Headed out on the Morning Star on Sunday 5 Sep. Weather was
absolutely perfect! Warm enough to wear shorts and a t-shirt
but not hot enough to sweat. Boat had about 20+ folks 
since the Saturday passengers were moved to Sunday due to 
the storm. Plan was for flounder and seabass. Boat left at
7:30 AM and steamed out for about an hour and a half.
First drop was very slow. Probably 75% of the folks were
rigged for flounder. I was fishing for whatever was biting.
I rigged up for seabass. Caught around 5 keeper seabass
at this spot. One thing I noticed was that even though the
bite was slow the keeper ratio was very good. Mine 
was probably around 3 throwbacks for every keeper.
Second drop was only about 15 minutes away and there 
were several other local party boats from OC there.
Fishing was MUCH better here and I had a nice steady stream
of keepers coming in.
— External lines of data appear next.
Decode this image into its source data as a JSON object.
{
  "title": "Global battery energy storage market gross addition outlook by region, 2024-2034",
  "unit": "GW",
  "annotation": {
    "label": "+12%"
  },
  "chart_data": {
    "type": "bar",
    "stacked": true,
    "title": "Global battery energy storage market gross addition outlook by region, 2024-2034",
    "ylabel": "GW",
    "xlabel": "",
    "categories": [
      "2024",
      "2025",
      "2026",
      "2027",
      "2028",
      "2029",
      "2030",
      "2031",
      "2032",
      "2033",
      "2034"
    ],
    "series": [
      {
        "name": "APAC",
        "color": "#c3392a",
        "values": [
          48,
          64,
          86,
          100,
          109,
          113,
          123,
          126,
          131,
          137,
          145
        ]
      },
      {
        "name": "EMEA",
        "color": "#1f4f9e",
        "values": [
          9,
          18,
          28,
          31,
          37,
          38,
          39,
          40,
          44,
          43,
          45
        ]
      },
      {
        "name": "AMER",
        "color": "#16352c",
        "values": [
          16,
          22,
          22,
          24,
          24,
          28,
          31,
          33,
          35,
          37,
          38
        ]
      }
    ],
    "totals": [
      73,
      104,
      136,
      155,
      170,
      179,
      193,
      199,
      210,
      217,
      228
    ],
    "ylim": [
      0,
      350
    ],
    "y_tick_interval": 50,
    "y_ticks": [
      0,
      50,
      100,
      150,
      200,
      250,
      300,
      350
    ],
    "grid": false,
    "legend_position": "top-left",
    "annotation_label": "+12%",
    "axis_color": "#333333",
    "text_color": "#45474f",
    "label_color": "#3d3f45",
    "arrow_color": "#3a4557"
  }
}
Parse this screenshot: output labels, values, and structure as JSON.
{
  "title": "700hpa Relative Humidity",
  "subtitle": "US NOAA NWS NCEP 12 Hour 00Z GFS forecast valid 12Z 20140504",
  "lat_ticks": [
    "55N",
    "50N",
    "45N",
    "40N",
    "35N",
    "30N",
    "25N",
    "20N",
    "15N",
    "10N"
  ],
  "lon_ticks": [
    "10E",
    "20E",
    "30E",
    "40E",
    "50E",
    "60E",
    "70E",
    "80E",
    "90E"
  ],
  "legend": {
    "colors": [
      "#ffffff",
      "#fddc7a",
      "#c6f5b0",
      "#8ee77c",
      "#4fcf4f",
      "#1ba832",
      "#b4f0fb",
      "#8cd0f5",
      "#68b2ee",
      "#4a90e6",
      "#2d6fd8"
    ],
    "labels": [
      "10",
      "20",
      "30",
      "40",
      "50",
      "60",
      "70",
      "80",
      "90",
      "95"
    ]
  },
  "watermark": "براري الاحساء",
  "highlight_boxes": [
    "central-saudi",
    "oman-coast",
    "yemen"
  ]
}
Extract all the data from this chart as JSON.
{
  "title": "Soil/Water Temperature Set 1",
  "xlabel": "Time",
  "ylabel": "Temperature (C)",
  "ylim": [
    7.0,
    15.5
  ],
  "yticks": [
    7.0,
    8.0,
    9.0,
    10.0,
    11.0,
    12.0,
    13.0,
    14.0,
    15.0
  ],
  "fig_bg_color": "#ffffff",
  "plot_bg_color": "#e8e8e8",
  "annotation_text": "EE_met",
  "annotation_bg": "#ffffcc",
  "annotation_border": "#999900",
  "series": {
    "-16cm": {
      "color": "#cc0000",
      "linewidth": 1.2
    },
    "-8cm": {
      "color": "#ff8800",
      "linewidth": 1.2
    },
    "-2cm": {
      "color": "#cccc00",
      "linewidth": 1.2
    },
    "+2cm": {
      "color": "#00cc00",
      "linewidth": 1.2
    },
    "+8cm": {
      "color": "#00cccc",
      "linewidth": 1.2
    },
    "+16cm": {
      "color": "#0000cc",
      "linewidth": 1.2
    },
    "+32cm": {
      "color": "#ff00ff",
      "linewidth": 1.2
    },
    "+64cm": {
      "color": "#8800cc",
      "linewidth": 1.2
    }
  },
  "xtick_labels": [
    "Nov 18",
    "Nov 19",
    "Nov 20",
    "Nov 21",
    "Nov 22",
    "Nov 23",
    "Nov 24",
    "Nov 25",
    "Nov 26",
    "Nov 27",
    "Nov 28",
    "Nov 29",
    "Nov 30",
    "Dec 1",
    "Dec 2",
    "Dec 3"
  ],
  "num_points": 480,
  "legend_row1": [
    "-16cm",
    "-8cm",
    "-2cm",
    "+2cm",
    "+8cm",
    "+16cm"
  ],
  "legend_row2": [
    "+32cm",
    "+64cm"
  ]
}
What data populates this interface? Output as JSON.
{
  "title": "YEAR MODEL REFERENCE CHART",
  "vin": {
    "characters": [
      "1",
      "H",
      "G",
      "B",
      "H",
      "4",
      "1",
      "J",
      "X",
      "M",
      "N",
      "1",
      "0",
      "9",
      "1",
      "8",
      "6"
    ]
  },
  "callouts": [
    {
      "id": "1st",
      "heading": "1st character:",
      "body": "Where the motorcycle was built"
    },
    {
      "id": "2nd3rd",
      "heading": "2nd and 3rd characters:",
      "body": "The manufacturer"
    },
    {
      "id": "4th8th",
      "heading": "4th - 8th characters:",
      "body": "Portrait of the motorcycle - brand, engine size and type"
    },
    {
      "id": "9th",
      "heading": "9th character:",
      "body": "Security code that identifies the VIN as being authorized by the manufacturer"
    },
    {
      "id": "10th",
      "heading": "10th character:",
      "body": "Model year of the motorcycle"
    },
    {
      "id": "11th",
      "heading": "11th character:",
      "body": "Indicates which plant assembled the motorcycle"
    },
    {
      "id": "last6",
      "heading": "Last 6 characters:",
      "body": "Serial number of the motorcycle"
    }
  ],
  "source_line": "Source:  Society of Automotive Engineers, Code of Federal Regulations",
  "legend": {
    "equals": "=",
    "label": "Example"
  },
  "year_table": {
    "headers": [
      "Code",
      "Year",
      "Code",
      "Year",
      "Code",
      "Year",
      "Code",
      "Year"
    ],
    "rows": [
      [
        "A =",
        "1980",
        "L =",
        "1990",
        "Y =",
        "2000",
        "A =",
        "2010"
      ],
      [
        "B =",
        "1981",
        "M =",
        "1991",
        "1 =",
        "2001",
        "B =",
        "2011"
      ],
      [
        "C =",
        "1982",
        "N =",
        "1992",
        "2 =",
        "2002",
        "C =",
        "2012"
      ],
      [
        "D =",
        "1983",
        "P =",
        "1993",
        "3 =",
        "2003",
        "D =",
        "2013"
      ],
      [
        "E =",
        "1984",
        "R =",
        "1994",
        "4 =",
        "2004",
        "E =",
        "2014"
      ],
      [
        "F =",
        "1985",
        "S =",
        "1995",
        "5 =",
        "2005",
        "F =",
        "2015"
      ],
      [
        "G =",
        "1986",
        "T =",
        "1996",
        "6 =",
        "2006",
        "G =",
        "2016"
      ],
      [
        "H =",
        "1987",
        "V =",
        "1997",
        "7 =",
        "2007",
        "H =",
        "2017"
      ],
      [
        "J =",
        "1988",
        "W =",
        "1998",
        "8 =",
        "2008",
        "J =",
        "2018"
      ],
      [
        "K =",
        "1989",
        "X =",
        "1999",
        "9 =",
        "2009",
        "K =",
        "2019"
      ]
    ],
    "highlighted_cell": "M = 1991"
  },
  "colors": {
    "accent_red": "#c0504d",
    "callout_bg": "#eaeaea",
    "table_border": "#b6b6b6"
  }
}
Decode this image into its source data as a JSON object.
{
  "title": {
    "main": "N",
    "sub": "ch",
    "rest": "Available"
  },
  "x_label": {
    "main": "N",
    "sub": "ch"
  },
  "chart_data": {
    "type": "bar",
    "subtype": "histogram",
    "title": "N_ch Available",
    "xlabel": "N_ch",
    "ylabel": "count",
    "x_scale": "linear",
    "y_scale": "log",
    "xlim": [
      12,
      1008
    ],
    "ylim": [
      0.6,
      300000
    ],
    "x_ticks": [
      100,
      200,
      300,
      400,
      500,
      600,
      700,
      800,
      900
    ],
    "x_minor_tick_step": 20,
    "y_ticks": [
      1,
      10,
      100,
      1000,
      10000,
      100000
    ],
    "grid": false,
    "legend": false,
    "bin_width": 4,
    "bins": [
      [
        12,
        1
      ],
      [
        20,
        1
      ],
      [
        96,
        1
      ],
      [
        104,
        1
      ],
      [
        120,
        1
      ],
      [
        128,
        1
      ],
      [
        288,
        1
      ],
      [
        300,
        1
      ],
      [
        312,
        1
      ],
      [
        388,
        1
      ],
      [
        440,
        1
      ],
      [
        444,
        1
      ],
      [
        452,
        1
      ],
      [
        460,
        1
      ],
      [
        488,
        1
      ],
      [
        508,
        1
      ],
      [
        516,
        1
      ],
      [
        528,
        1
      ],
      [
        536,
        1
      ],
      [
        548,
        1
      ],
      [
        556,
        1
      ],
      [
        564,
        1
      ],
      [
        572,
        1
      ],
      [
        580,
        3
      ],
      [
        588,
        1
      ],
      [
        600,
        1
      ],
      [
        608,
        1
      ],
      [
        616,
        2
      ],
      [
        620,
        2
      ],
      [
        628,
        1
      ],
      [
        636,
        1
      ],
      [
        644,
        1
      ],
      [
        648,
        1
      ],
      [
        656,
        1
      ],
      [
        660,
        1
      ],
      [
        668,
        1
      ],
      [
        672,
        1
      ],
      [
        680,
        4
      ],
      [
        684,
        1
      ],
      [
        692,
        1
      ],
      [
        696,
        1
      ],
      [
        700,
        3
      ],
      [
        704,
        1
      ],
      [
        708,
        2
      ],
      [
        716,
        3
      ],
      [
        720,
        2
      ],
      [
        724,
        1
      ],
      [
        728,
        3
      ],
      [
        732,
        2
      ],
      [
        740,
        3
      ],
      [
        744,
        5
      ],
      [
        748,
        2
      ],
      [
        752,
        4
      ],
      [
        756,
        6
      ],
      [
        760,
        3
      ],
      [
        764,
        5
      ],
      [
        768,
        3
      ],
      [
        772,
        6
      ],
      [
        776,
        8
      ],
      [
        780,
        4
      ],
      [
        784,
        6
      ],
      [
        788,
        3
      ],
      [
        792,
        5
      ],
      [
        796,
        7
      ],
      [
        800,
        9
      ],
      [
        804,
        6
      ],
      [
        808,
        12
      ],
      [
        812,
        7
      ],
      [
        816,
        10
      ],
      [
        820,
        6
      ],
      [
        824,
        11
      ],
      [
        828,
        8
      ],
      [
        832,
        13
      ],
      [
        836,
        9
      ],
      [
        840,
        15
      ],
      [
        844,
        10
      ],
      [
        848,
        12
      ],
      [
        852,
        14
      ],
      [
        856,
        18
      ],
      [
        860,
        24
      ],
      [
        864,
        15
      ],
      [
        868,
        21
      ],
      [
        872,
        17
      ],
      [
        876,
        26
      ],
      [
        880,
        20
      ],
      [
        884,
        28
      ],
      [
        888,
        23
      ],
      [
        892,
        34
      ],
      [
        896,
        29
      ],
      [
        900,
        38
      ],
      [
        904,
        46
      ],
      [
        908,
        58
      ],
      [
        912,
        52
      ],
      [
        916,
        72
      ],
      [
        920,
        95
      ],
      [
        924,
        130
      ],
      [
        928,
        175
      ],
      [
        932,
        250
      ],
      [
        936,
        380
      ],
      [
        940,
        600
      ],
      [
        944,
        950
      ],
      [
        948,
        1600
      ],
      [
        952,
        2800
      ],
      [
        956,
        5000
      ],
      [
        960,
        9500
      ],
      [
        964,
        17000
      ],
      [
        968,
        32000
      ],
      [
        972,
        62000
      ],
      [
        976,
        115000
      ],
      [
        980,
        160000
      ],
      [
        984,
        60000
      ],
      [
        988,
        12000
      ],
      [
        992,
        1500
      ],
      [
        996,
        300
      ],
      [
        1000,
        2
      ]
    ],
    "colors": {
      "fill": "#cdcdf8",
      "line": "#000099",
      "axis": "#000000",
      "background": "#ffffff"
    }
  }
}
Me and the guy next to me had a few
fish that we did not think had a shot at making 12.5". But 
some of them long skinny seabass will suprise ya. We had 
about 5 or 6 fish in a row that measured out just past 12.5".
We told everyone to stay the heck away from our "magic ruler"
The flounder fisherman had an awful day. Only 2 keepers were 
caught and both of them by clam fisherman. I was lucky enough
to have the first keeper and was just beat out for the pool
by a guy 2 spots down. On the way in I had my fish cleaned and
figured I had about 15 fish. I was really suprised to see
them count out 24 seabass. One shy of a limit... overall great
day.


----------



## greeneon98 (May 11, 2007)

Nice to hear you had a good trip. sea bass are delicious!


----------



## eaglesfanguy (May 1, 2003)

Awsome report! I miss those fluke/seabass trips up in Long beach island.


----------